|Andre Miller comes off the bench for the Denver Nuggets, but his career isn't over yet. (sportsillustrated.cnn.com)|
It must be a strange feeling for Andre Miller.
The 13-year NBA vet's world was quite a bit different than Ty Lawson's in 1999. Miller was the No. 8 pick in the NBA Draft, going to the Cleveland Cavaliers, and Lawson was, well, not even 12 years old.
When Lawson was entering high school at 15, Miller was playing for the United States national team at the 2002 Men's World Championships. While Lawson was a starter at North Carolina in 2006-07, Miller was in his first stint with the Nuggets, averaging 13 points per game and career second-best 9.1 assists per game.
Now Miller is Lawson's backup (in the sense they are both labeled point guards, yet Miller and Lawson will often be in the lineup together as well), just two years removed from starting all 81 games he played in with the Portland Trail Blazers.
It's easy to say Miller is too old (being 37) and is nearing the twilight of his career.
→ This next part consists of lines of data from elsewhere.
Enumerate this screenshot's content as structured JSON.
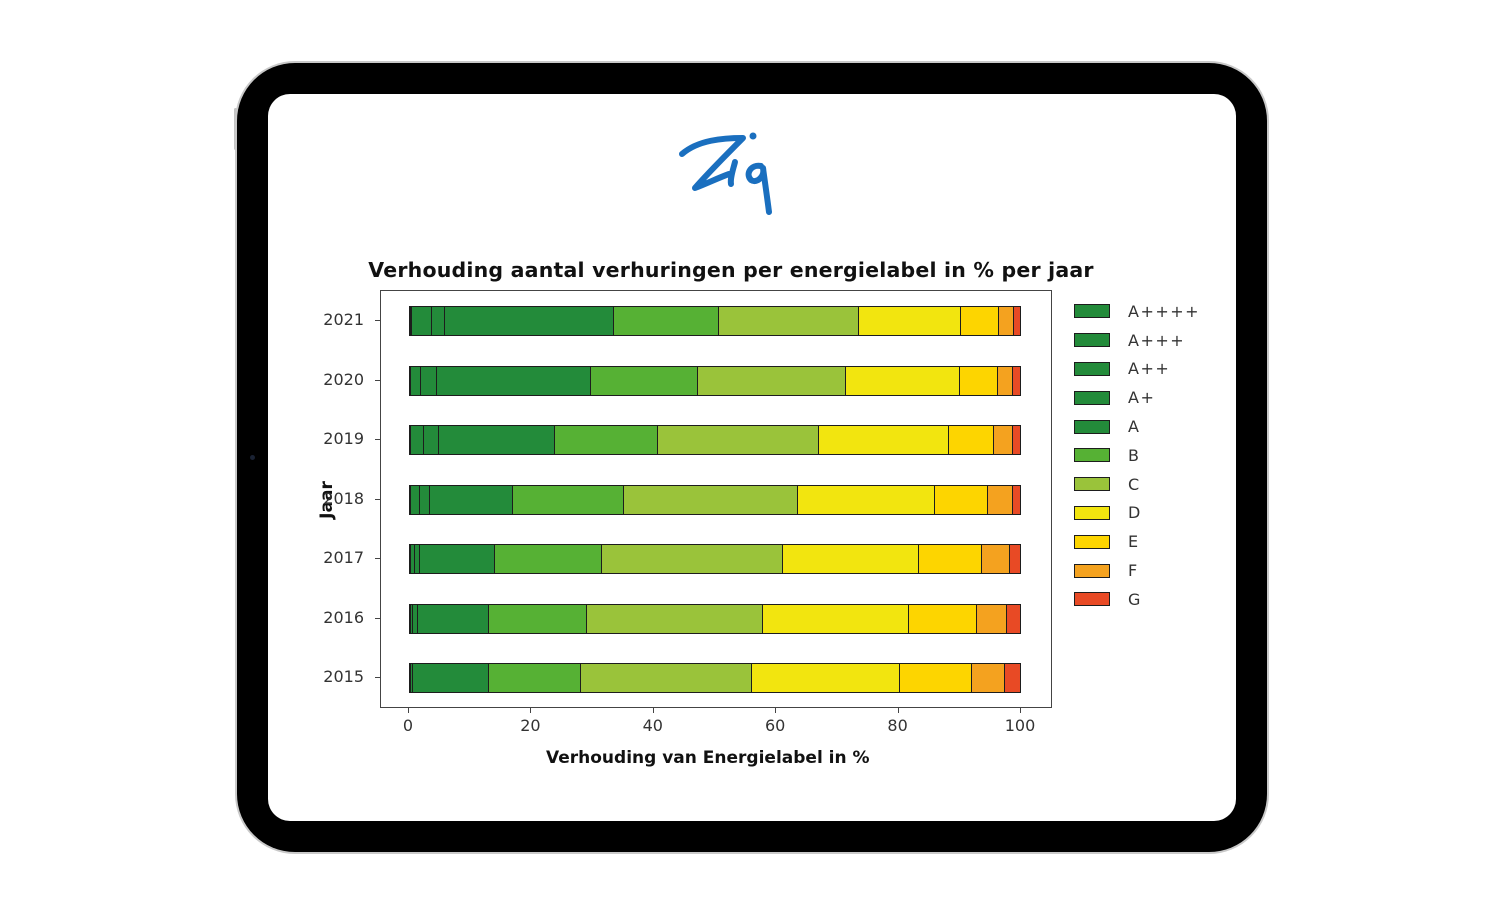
{
  "brand": {
    "logo_text": "Ziq",
    "logo_color": "#1A6FBF"
  },
  "chart_data": {
    "type": "bar",
    "orientation": "horizontal",
    "stacked": true,
    "title": "Verhouding aantal verhuringen per energielabel in % per jaar",
    "xlabel": "Verhouding van Energielabel in %",
    "ylabel": "Jaar",
    "xlim": [
      0,
      105
    ],
    "xticks": [
      0,
      20,
      40,
      60,
      80,
      100
    ],
    "grid": false,
    "legend_position": "right-outside",
    "categories": [
      "2021",
      "2020",
      "2019",
      "2018",
      "2017",
      "2016",
      "2015"
    ],
    "series": [
      {
        "name": "A++++",
        "color": "#238B3A",
        "values": [
          0.1,
          0.0,
          0.0,
          0.0,
          0.0,
          0.0,
          0.0
        ]
      },
      {
        "name": "A+++",
        "color": "#238B3A",
        "values": [
          0.1,
          0.1,
          0.1,
          0.1,
          0.1,
          0.1,
          0.0
        ]
      },
      {
        "name": "A++",
        "color": "#238B3A",
        "values": [
          3.2,
          1.7,
          2.1,
          1.4,
          0.7,
          0.4,
          0.1
        ]
      },
      {
        "name": "A+",
        "color": "#238B3A",
        "values": [
          2.2,
          2.6,
          2.5,
          1.7,
          0.8,
          0.8,
          0.3
        ]
      },
      {
        "name": "A",
        "color": "#238B3A",
        "values": [
          27.7,
          25.1,
          18.9,
          13.5,
          12.2,
          11.6,
          12.5
        ]
      },
      {
        "name": "B",
        "color": "#56B134",
        "values": [
          17.1,
          17.6,
          16.9,
          18.2,
          17.6,
          16.0,
          15.0
        ]
      },
      {
        "name": "C",
        "color": "#9AC33A",
        "values": [
          23.0,
          24.1,
          26.3,
          28.4,
          29.5,
          28.8,
          27.9
        ]
      },
      {
        "name": "D",
        "color": "#F2E50F",
        "values": [
          16.6,
          18.6,
          21.3,
          22.4,
          22.2,
          23.9,
          24.2
        ]
      },
      {
        "name": "E",
        "color": "#FDD500",
        "values": [
          6.3,
          6.2,
          7.3,
          8.7,
          10.4,
          11.0,
          11.9
        ]
      },
      {
        "name": "F",
        "color": "#F4A21F",
        "values": [
          2.4,
          2.5,
          3.1,
          4.1,
          4.6,
          4.9,
          5.3
        ]
      },
      {
        "name": "G",
        "color": "#E84A25",
        "values": [
          1.3,
          1.5,
          1.5,
          1.5,
          1.9,
          2.5,
          2.8
        ]
      }
    ]
  }
}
He may be close, and he may spend the majority of the time coming off the bench, but Miller is not finished yet.
Game one of this first-round series against Golden State packed as powerful of a statement as Miller could have made. Miller scored 28 points in 27 minutes, including the game-winning layup to give the Nuggets the early advantage in the series. It could have been a fluke, except he followed up the performance with 18 points in 27 minutes in game two. That's a 23 ppg average so far this postseason. Lawson is averaging 15.5. This is not to say Miller deserves the starting job (it is a small sample size to say the least) but he's not a throw-away player either.
The playoffs have not been overly kind to Miller from a team standpoint. Last season's Nuggets team that won seven playoff games is the most Miller has won in a season in nine seasons where his team reached the playoffs. Yet his play has not been the issue. In all but one season (2007-08) Miller has averaged more points in the postseason than during the regular season. Again, it's a small sample size, but it's the only way to compare. If LeBron James can be the opposite of clutch after missing one game-winner, then Miller can be a strong postseason player for improving his stats in eight of nine years.
Miller has never been a player who takes over a game with his scoring, but he doesn't pretend to be. You don't last 13 seasons in the NBA unless you can help your team, and Miller is the smart-shooting (45 percent career from the field), passing (7.1 apg for his career) and smart player (2.59 turnovers per game for his career) who can hit big shots (see Game 1) every team needs, especially at the point guard position.
It must be strange for Miller, coming off the bench for a kid who couldn't even drive when he first became a millionaire. It must be strange for Lawson to play with a guy he grew up watching. But there's something that feels right about Miller hitting the game-winning shot in a playoff game. He may be old, but he's not done yet.